Quando il calcio sorprende
Il colpo… della Strega
Nello sport crederci significa provarci
Pubblicato il 22.03.2021 13:55
di Angelo Lungo
In genere l’imprevisto stupisce, contraddice il timore e rende concreta la speranza. Il calcio non sfugge a tali dinamiche, è fatto da uomini che prendono decisioni, scelgono tattiche e vivono di emozioni cangianti.
16 luglio 1950 al Brasile, padrone di casa del Mondiale, bastava solo un punto contro l’Uruguay per diventare campione. La Seleção sembrava imbattibile. La partita: brasiliani in vantaggio, ma non fecero i conti con la garra charrúa e la Celeste ribaltò clamorosamente il risultato con Schiaffino e Ghiggia. Risultato: psicodramma collettivo. Il Maracanazo era servito, una storia scritta. Chiosa: il portiere degli uruguaiani Roque Maspoli era originario del Malcantone; il centrocampista Alcides Ghiggia era originario di Sonvico.
Mondiali di calcio del 1966 in terra inglese, l’Italia di Facchetti, Bulgarelli, Rivera e Mazzola incontrava la Corea del Nord. Prima della partita non furono suonati nemmeno gli inni, poiché l’Inghilterra non riconosceva come Stato gli asiatici, la partecipazione di quest’ultimi era stata in forse sino all’inizio del torneo. Risultato: segnò Pak Doo-Ik, all’epoca istruttore dell’esercito e poi insegnante di ginnastica, e una squadra di dilettanti battè i prestigiosi Azzurri.
Maggio 1967, la Grande Inter era reduce dalla sconfitta in finale di Coppa dei Campioni contro il Celtic Glasgow. Il 1° giugno si giocava lo scudetto a Mantova, la Juve era a -1. Risultato: vittoria dei padroni dei casa per 1 a 0, con una papera del mitico portiere Sarti e l’implacabile Juve divenne campione.

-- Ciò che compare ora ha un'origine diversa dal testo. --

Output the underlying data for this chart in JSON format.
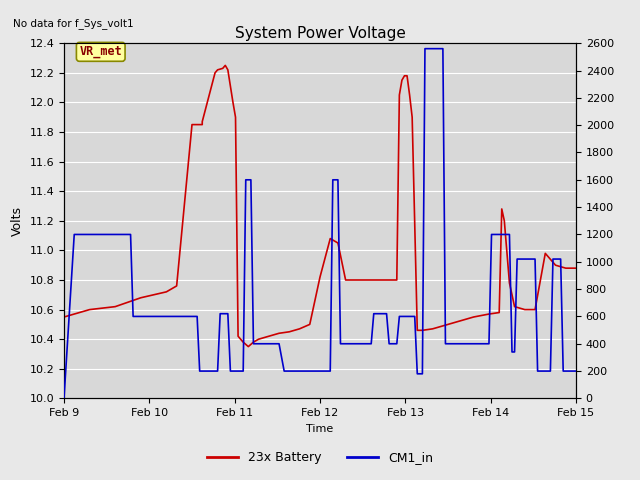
{
  "title": "System Power Voltage",
  "top_left_text": "No data for f_Sys_volt1",
  "ylabel_left": "Volts",
  "xlabel": "Time",
  "ylim_left": [
    10.0,
    12.4
  ],
  "ylim_right": [
    0,
    2600
  ],
  "yticks_left": [
    10.0,
    10.2,
    10.4,
    10.6,
    10.8,
    11.0,
    11.2,
    11.4,
    11.6,
    11.8,
    12.0,
    12.2,
    12.4
  ],
  "yticks_right": [
    0,
    200,
    400,
    600,
    800,
    1000,
    1200,
    1400,
    1600,
    1800,
    2000,
    2200,
    2400,
    2600
  ],
  "xtick_positions": [
    0,
    1,
    2,
    3,
    4,
    5,
    6
  ],
  "xtick_labels": [
    "Feb 9",
    "Feb 10",
    "Feb 11",
    "Feb 12",
    "Feb 13",
    "Feb 14",
    "Feb 15"
  ],
  "vr_met_label": "VR_met",
  "vr_met_bg": "#ffffa0",
  "vr_met_border": "#888800",
  "vr_met_text_color": "#880000",
  "legend_labels": [
    "23x Battery",
    "CM1_in"
  ],
  "legend_colors": [
    "#cc0000",
    "#0000cc"
  ],
  "red_x": [
    0.0,
    0.05,
    0.1,
    0.15,
    0.2,
    0.22,
    0.25,
    0.27,
    0.27,
    0.295,
    0.3,
    0.31,
    0.315,
    0.32,
    0.33,
    0.335,
    0.34,
    0.35,
    0.36,
    0.37,
    0.38,
    0.4,
    0.42,
    0.44,
    0.46,
    0.48,
    0.5,
    0.52,
    0.535,
    0.55,
    0.6,
    0.65,
    0.65,
    0.655,
    0.66,
    0.665,
    0.67,
    0.675,
    0.68,
    0.69,
    0.7,
    0.72,
    0.75,
    0.78,
    0.8,
    0.83,
    0.85,
    0.855,
    0.86,
    0.87,
    0.88,
    0.9,
    0.92,
    0.94,
    0.96,
    0.98,
    1.0
  ],
  "red_y": [
    10.55,
    10.6,
    10.62,
    10.68,
    10.72,
    10.76,
    11.85,
    11.85,
    11.87,
    12.2,
    12.22,
    12.23,
    12.25,
    12.22,
    12.0,
    11.9,
    10.42,
    10.38,
    10.35,
    10.38,
    10.4,
    10.42,
    10.44,
    10.45,
    10.47,
    10.5,
    10.82,
    11.08,
    11.05,
    10.8,
    10.8,
    10.8,
    10.8,
    12.05,
    12.15,
    12.18,
    12.18,
    12.05,
    11.9,
    10.46,
    10.46,
    10.47,
    10.5,
    10.53,
    10.55,
    10.57,
    10.58,
    11.28,
    11.2,
    10.78,
    10.62,
    10.6,
    10.6,
    10.98,
    10.9,
    10.88,
    10.88
  ],
  "blue_x": [
    0.0,
    0.02,
    0.13,
    0.135,
    0.26,
    0.265,
    0.3,
    0.305,
    0.32,
    0.325,
    0.35,
    0.355,
    0.365,
    0.37,
    0.42,
    0.43,
    0.5,
    0.505,
    0.52,
    0.525,
    0.535,
    0.54,
    0.6,
    0.605,
    0.63,
    0.635,
    0.65,
    0.655,
    0.685,
    0.69,
    0.7,
    0.705,
    0.735,
    0.74,
    0.74,
    0.745,
    0.83,
    0.835,
    0.87,
    0.875,
    0.88,
    0.885,
    0.92,
    0.925,
    0.95,
    0.955,
    0.97,
    0.975,
    1.0
  ],
  "blue_y": [
    0,
    1200,
    1200,
    600,
    600,
    200,
    200,
    620,
    620,
    200,
    200,
    1600,
    1600,
    400,
    400,
    200,
    200,
    200,
    200,
    1600,
    1600,
    400,
    400,
    620,
    620,
    400,
    400,
    600,
    600,
    180,
    180,
    2560,
    2560,
    2560,
    2560,
    400,
    400,
    1200,
    1200,
    340,
    340,
    1020,
    1020,
    200,
    200,
    1020,
    1020,
    200,
    200
  ],
  "grid_color": "#ffffff",
  "plot_bg": "#d8d8d8",
  "fig_bg": "#e8e8e8",
  "linewidth": 1.2
}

20 maggio del 1973, ultima di campionato: Milan primo a un punto Juve e Lazio. I rossoneri di Rocco e Rivera avevano da poco conquistato la Coppa delle Coppe. Milanesi di scena non alla Scala ma all’Arena. Risultato: scaligeri scatenati, travolgenti e vittoriosi per 5 a 3. Scudetto alla cinica Juve. Quando Verona divenne “fatale”.
20 aprile 1986, penultima di campionato, Roma e Juve veleggiavano appaiate in testa, dopo una clamorosa rimonta dei capitolini.  I giallorossi di Eriksen proponevano un gioco spettacolare e sbarazzino. Un clamoroso spareggio sembrava profilarsi. All’Olimpico arrivava il retrocesso Lecce. Risultato: i giallorossi salentini, guidati da due argentini Barbas e Pasculli, si imponevano per 2 a 3. Nell’ultima giornata scudetto, manco a dirlo, alla Juve.
E Juve-Benevento 0-1? Di certo la sconfitta dei bianconeri non è così eclatante, tuttavia è simbolica della loro stagione. I neopromossi sanniti, le cui terre sono leggendarie e misteriose, non vincevano da 11 giornate. Due sono le questioni da dirimere. L’allenatore: Pirlo è parso subitaneamente una scommessa, nessuna esperienza, non ha potuto nemmeno sperimentarsi durante il precampionato. Le sue idee tattiche non si sono concretizzate, il modulo di gioco è cambiato continuamente e mai una formazione tipo.
Ronaldo: l’incidenza dell’operazione finanziaria è decisiva sui conti della società e incide sulle strategie future. Il giocatore non si discute, ma appare accentratore della manovra. La sua caratura è ingombrante: è quel tipo di calciatore che sovrasta l’immagine del club. E questo non è da Juve.
Scrive Osvaldo Soriano: “ Il calcio ha le sue ragioni misteriose che la ragione non conosce”.